The Neurorobotics Platform connects spiking neural networks to virtual and real robots. This enables embodiment experiments in both neuroscience and AI.
The Neurorobotics Platform (NRP) was initially developed for virtualized brain research, offering a complete toolchain with which neuroscientists can test and refine their models by designing experiments and then carrying them out in simulation. For example, with the NRP, one could model place cells in the hippocampus and then study a virtual animal’s navigation or sensorimotor skills as it operates in a completely simulated environment (e.g., a maze or a straight or sinusoidal vertical path). While these closed-loop simulations linking perception, cognition and action are tremendously potent tools in a neuroscience lab, their usefulness extends far beyond.
Indeed, the capabilities of the NRP (simulation of a physically realistic world, design and simulation of robotic models) enable it to perform virtual prototyping of robots as well as transfer learning, i.e. development of robotic controllers through learning in simulation followed by implementation into a physical robot. These robots can then be readily built as real machines and function like the simulated ones. This approach will not only speed up robot development by orders of magnitude, it will also dramatically improve the testing and verification of robotic behavior within a wide variety of circumstances. This will be particularly important in scenarios where robots physically operate in close proximity to, or even interact with humans (increased safety), or in scenarios where physical damage to the robot may stem from incorrect task performance (lower experimental cost).

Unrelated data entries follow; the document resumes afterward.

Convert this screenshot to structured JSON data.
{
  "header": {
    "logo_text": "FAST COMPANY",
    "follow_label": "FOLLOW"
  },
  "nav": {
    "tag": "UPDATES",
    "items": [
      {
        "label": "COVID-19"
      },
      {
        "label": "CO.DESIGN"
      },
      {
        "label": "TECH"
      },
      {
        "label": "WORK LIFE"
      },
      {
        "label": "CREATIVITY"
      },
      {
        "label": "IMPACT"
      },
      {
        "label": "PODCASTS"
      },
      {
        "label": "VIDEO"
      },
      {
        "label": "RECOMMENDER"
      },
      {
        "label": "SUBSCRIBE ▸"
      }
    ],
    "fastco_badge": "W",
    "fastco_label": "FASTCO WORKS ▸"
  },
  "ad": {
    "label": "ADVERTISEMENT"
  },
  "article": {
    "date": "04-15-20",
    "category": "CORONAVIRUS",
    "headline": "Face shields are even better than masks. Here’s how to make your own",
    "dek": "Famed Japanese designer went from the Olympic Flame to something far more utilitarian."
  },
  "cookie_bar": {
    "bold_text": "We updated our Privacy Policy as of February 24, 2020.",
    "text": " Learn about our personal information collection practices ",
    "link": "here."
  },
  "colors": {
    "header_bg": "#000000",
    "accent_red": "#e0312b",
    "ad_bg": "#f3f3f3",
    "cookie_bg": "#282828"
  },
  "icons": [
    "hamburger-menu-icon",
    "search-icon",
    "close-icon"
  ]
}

Finally, the NRP has the potential to become a potent tool in the field of artificial intelligence (AI), especially insofar as the concept of embodied cognition becomes prominent. This concept postulates that intelligence, artificial or otherwise, is shaped by aspects of the body (sensors and actuators) to which it has access to. By providing the software architecture to exploit the potential of AI in robotics while ensuring no risk comes with it, the NRP makes a decisive contribution to embodied AI, and paves the way for novel robotic control technologies that achieve robustness and adaptation capabilities far beyond current algorithmic controls… and ones that actually rival biologic systems. While the actual implementation details of these technologies remain to be decided, the NRP is perfectly positioned to contribute to standard digital techniques (e.g. deep learning) as well as to low-power alternatives such as neuromorphic computing.